Seems like with social media there is a relationship with the use of filters. Snapchat, Instagram and even Facebook have awesome ways to allow the user to upload photos and video to give an embellished look to the user’s visual artwork. And while these filters alter visual imagery… whats even more fascinating is the platform that social media has given for one’s ability to not have to filter one’s thoughts, opinions, or written word.
Platforms like YouTube, Twitter, Facebook have given rise to a number of people, companies, celebrities, politicians and the public to be very direct when making comments. Companies like Wendy’s allow their Twitter account manager much latitude when it comes to answering the questions of Wendy’s twitter fans:
These responses are not the typical “service-with-a-smile” refrain, yet Wendy’s allows for it and the public mostly tolerates it.

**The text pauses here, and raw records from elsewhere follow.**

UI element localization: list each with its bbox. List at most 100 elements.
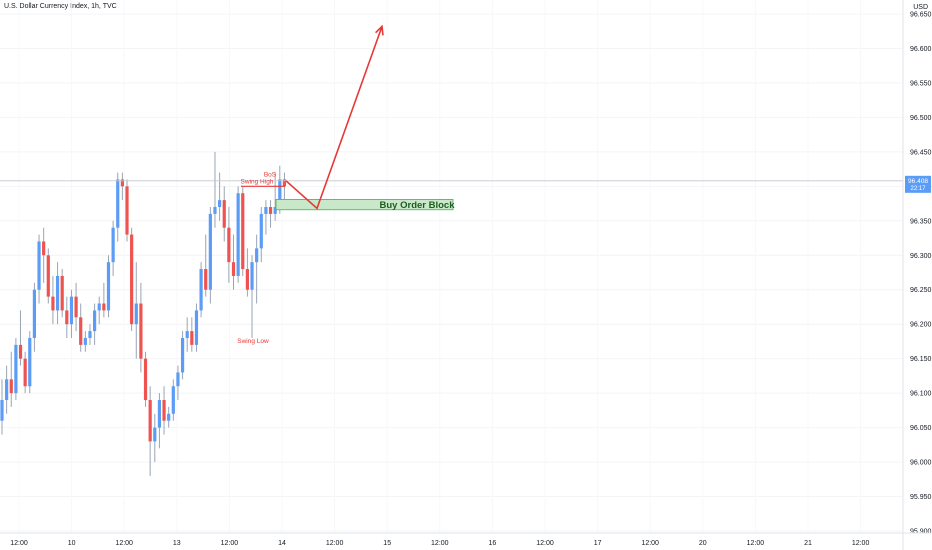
candles-layer [0, 151, 287, 476]
swing-low-label: Swing Low [237, 338, 269, 345]
candle [55, 262, 60, 325]
order-block-zone[interactable] [275, 199, 454, 211]
candle-body [28, 337, 32, 387]
candle [60, 269, 64, 318]
candle-body [55, 275, 60, 311]
projection-arrowhead [375, 24, 384, 36]
price-tick-label: 96.350 [910, 218, 932, 225]
candle [273, 172, 277, 221]
candle [111, 220, 115, 276]
candle [213, 151, 217, 228]
candle [171, 379, 175, 421]
candle-body [37, 241, 41, 290]
candle [65, 296, 69, 338]
time-tick-label: 21 [804, 540, 812, 547]
candle-body [255, 248, 259, 263]
candle-body [218, 200, 222, 208]
candle [139, 282, 143, 373]
candle [102, 282, 106, 318]
candle-body [79, 317, 83, 345]
price-tick-label: 96.000 [910, 460, 932, 467]
grid-lines [0, 13, 903, 532]
candle [190, 317, 194, 352]
candle [74, 282, 78, 332]
projection-arrow [285, 26, 383, 210]
time-tick-label: 12:00 [326, 540, 344, 547]
candle-body [264, 207, 268, 214]
price-tick-label: 96.200 [910, 322, 932, 329]
price-tick-label: 96.450 [910, 149, 932, 156]
candle [134, 262, 138, 359]
candle-body [171, 386, 175, 414]
candle-body [14, 344, 18, 394]
candle [162, 386, 166, 435]
candle [14, 337, 18, 401]
candle-body [125, 186, 129, 235]
candle-body [180, 337, 185, 373]
candle-body [69, 296, 74, 325]
candle-body [259, 213, 263, 249]
candle-body [111, 227, 115, 263]
candle [143, 351, 148, 407]
time-tick-label: 20 [699, 540, 707, 547]
candle-body [278, 179, 282, 208]
time-tick-label: 10 [68, 540, 76, 547]
candle-body [222, 200, 226, 228]
candle-body [102, 303, 106, 311]
candle [88, 324, 92, 345]
candle [259, 207, 263, 263]
candle [264, 200, 268, 235]
candle [93, 303, 97, 345]
candle [120, 172, 124, 201]
time-tick-label: 12:00 [641, 540, 659, 547]
time-tick-label: 12:00 [221, 540, 239, 547]
candle-body [42, 241, 46, 256]
candle-body [5, 379, 9, 401]
price-tick-label: 95.900 [910, 529, 932, 536]
candle [208, 207, 212, 304]
candle-body [204, 269, 208, 290]
candle [116, 172, 120, 242]
time-tick-label: 12:00 [747, 540, 765, 547]
price-axis[interactable]: 96.65096.60096.55096.50096.45096.40096.3… [902, 0, 932, 550]
candle [194, 303, 199, 352]
candle [236, 186, 240, 283]
candle-body [130, 234, 134, 325]
candle [130, 227, 134, 332]
time-axis[interactable]: 12:00 10 12:00 13 12:00 14 12:00 15 12:00 16 12:00… [0, 532, 932, 547]
price-tick-label: 96.150 [910, 356, 932, 363]
candle-body [106, 262, 111, 311]
candle-body [143, 358, 148, 401]
candle [157, 393, 162, 449]
price-tick-label: 96.250 [910, 287, 932, 294]
candle [97, 296, 101, 325]
candle [176, 365, 180, 401]
swing-high-label: Swing High [241, 178, 274, 185]
order-block-label: Buy Order Block [380, 200, 456, 211]
candle-body [9, 379, 13, 394]
candle [245, 248, 249, 297]
candle-body [231, 262, 236, 276]
candle-body [282, 179, 287, 187]
last-price-badge [905, 175, 931, 193]
candle [18, 310, 23, 366]
price-tick-label: 96.300 [910, 253, 932, 260]
candle-body [227, 227, 231, 263]
candle-body [153, 427, 157, 442]
price-tick-label: 95.950 [910, 494, 932, 501]
time-tick-label: 12:00 [852, 540, 870, 547]
countdown-value: 22:17 [910, 186, 926, 192]
chart-title: U.S. Dollar Currency Index, 1h, TVC [4, 3, 117, 10]
candle [125, 179, 129, 242]
candle-body [88, 331, 92, 338]
price-tick-label: 96.500 [910, 115, 932, 122]
candle [28, 331, 32, 394]
candle-body [185, 331, 189, 338]
candle [83, 331, 87, 352]
candle [255, 234, 259, 304]
candle-body [194, 310, 199, 345]
candle-body [93, 310, 97, 332]
candle-body [18, 344, 23, 359]
candle [69, 289, 74, 338]
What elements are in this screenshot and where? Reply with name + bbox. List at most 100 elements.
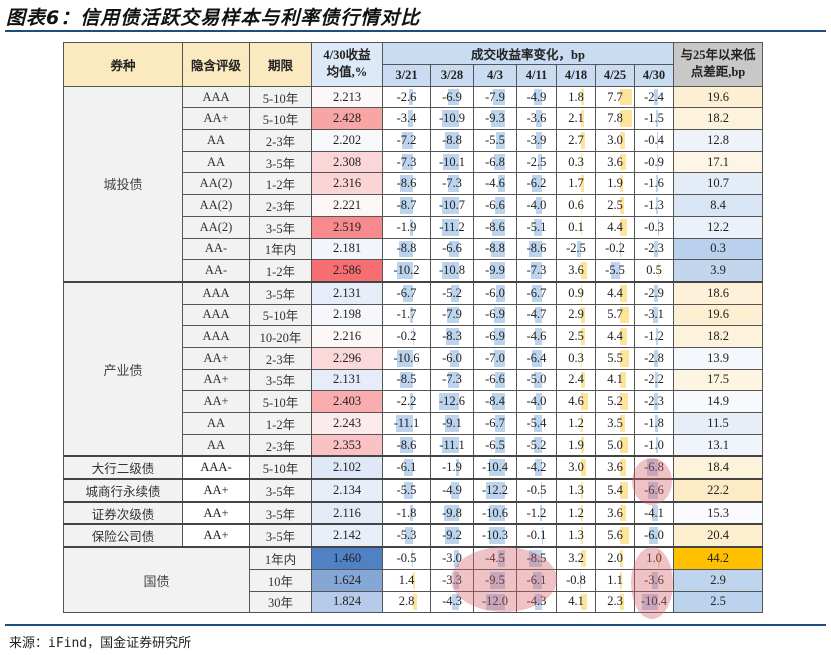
yield-change-cell: -6.0: [430, 346, 474, 370]
change-value: -7.0: [485, 350, 505, 365]
bond-type-cell: 大行二级债: [63, 455, 183, 480]
change-value: -8.6: [396, 176, 417, 191]
negative-data-bar: [528, 550, 542, 567]
change-value: -6.8: [485, 154, 505, 169]
rating-cell: AA+: [182, 500, 250, 525]
yield-change-cell: -2.5: [556, 237, 596, 261]
yield-change-cell: -0.9: [634, 150, 674, 174]
rating-cell: AA: [182, 150, 250, 174]
negative-data-bar: [449, 349, 459, 367]
avg-yield-cell: 2.181: [311, 237, 383, 261]
table-row: 国债 1年内 1.460 -0.5 -3.0 -4.5 -8.5 3.2 2.0 1.0 44.2: [63, 546, 763, 614]
change-value: -6.9: [485, 329, 505, 344]
yield-change-cell: -7.3: [382, 150, 431, 174]
change-value: 3.6: [607, 460, 623, 475]
gap-from-low-cell: 17.5: [673, 368, 763, 392]
change-value: 0.1: [568, 219, 584, 234]
change-value: 3.6: [607, 154, 623, 169]
term-cell: 3-5年: [249, 478, 312, 503]
yield-change-cell: 3.6: [595, 455, 635, 480]
negative-data-bar: [488, 504, 505, 522]
yield-change-cell: -11.2: [430, 215, 474, 239]
yield-change-cell: -8.8: [430, 129, 474, 152]
positive-data-bar: [581, 262, 587, 279]
negative-data-bar: [647, 459, 658, 477]
positive-data-bar: [620, 527, 629, 545]
change-value: -8.6: [396, 437, 417, 452]
negative-data-bar: [446, 328, 459, 345]
change-value: -1.9: [396, 219, 417, 234]
change-value: -3.0: [442, 550, 462, 565]
gap-from-low-cell: 2.9: [673, 568, 763, 592]
change-value: -3.9: [526, 132, 547, 147]
table-row: 10年 1.624 1.4 -3.3 -9.5 -6.1 -0.8 1.1 -3.6 2.9: [64, 568, 763, 592]
avg-yield-cell: 1.824: [311, 590, 383, 614]
gap-from-low-cell: 22.2: [673, 478, 763, 503]
yield-change-cell: -7.0: [473, 346, 517, 370]
change-value: -5.3: [396, 528, 417, 543]
term-cell: 1年内: [249, 237, 312, 261]
negative-data-bar: [498, 550, 505, 567]
change-value: -1.6: [644, 176, 664, 191]
term-cell: 3-5年: [249, 150, 312, 174]
positive-data-bar: [620, 328, 627, 345]
header-implied-rating: 隐含评级: [182, 42, 250, 87]
negative-data-bar: [656, 328, 658, 345]
change-value: -6.7: [485, 415, 505, 430]
change-value: 5.6: [607, 528, 623, 543]
negative-data-bar: [401, 153, 413, 171]
change-value: -10.7: [438, 197, 466, 212]
yield-change-cell: -10.6: [473, 500, 517, 525]
change-value: -10.8: [438, 263, 466, 278]
yield-change-cell: -2.9: [634, 280, 674, 305]
change-value: -1.0: [644, 437, 664, 452]
term-cell: 1-2年: [249, 412, 312, 435]
change-value: -11.1: [393, 415, 420, 430]
term-cell: 5-10年: [249, 303, 312, 327]
yield-change-cell: -8.8: [382, 237, 431, 261]
yield-change-cell: -11.1: [382, 412, 431, 435]
gap-from-low-cell: 13.9: [673, 346, 763, 370]
rating-cell: AA+: [182, 346, 250, 370]
yield-change-cell: -3.6: [516, 107, 557, 131]
table-row: AA(2) 2-3年 2.221 -8.7 -10.7 -6.6 -4.0 0.6 2.5 -1.…: [64, 194, 763, 217]
change-value: 1.3: [568, 482, 584, 497]
table-row: 证券次级债 AA+ 3-5年 2.116 -1.8 -9.8 -10.6 -1.2 1.2 3.6…: [63, 500, 763, 525]
yield-change-cell: 1.9: [556, 433, 596, 457]
change-value: 4.1: [607, 372, 623, 387]
yield-change-cell: 2.8: [382, 590, 431, 614]
yield-change-cell: -6.0: [473, 280, 517, 305]
negative-data-bar: [396, 349, 413, 367]
rating-cell: AAA: [182, 85, 250, 109]
negative-data-bar: [489, 527, 505, 545]
header-gap-from-low: 与25年以来低点差距,bp: [673, 42, 763, 87]
yield-change-cell: 1.2: [556, 412, 596, 435]
yield-change-cell: -3.4: [382, 107, 431, 131]
change-value: 4.6: [568, 394, 584, 409]
positive-data-bar: [581, 132, 586, 149]
yield-change-cell: 0.5: [634, 259, 674, 283]
positive-data-bar: [581, 482, 583, 499]
header-term: 期限: [249, 42, 312, 87]
change-value: -7.9: [442, 307, 462, 322]
term-cell: 2-3年: [249, 194, 312, 217]
yield-change-cell: 0.1: [556, 215, 596, 239]
negative-data-bar: [494, 328, 505, 345]
gap-from-low-cell: 2.5: [673, 590, 763, 614]
yield-change-cell: -10.4: [634, 590, 674, 614]
change-value: -2.3: [644, 241, 664, 256]
bond-type-cell: 产业债: [63, 280, 183, 457]
change-value: -1.7: [396, 307, 417, 322]
negative-data-bar: [577, 240, 581, 258]
positive-data-bar: [581, 197, 582, 214]
yield-change-cell: -6.4: [516, 346, 557, 370]
yield-change-cell: -4.2: [516, 455, 557, 480]
rating-cell: AA+: [182, 107, 250, 131]
change-value: 7.8: [607, 111, 623, 126]
gap-from-low-cell: 18.2: [673, 107, 763, 131]
yield-change-cell: -8.5: [516, 546, 557, 570]
yield-change-cell: 1.4: [382, 568, 431, 592]
change-value: -9.3: [485, 111, 505, 126]
change-value: -4.3: [442, 594, 462, 609]
change-value: -4.9: [442, 482, 462, 497]
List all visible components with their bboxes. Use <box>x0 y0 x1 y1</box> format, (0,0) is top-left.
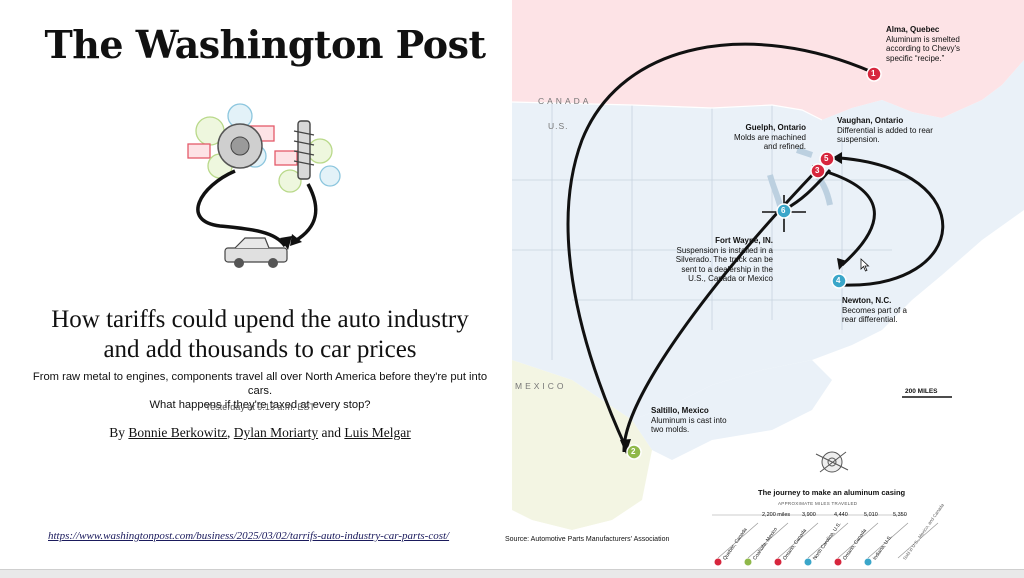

But at times the unfiltered speech becomes problematic. This past summer Milo Yiannopoulos made such targeted inflammatory comments about Leslie Jones to the point where he got permanently banned. Its unfortunate that Leslie had to endure the trauma of being trolled, but to many that watched this twitter exchange un fold, it wasn’t surprising as Milo had already said some unfiltered statements:
As we move into this new era of ‘direct’ communication via social media, the lines of ‘political correctness’ will have to be redrawn if they are to even exist. As this happens, commentary on social media will not only be more direct but also more immediate. The more immediate, the less time to filter, the less time to filter the more genuine the response…right? The only problem with this is… knee jerk responses have the potential to be permanent flubs. And yes while some would argue that there is no such thing as bad PR…the wrong type of social media PR can cause some major problems… just ask Milo.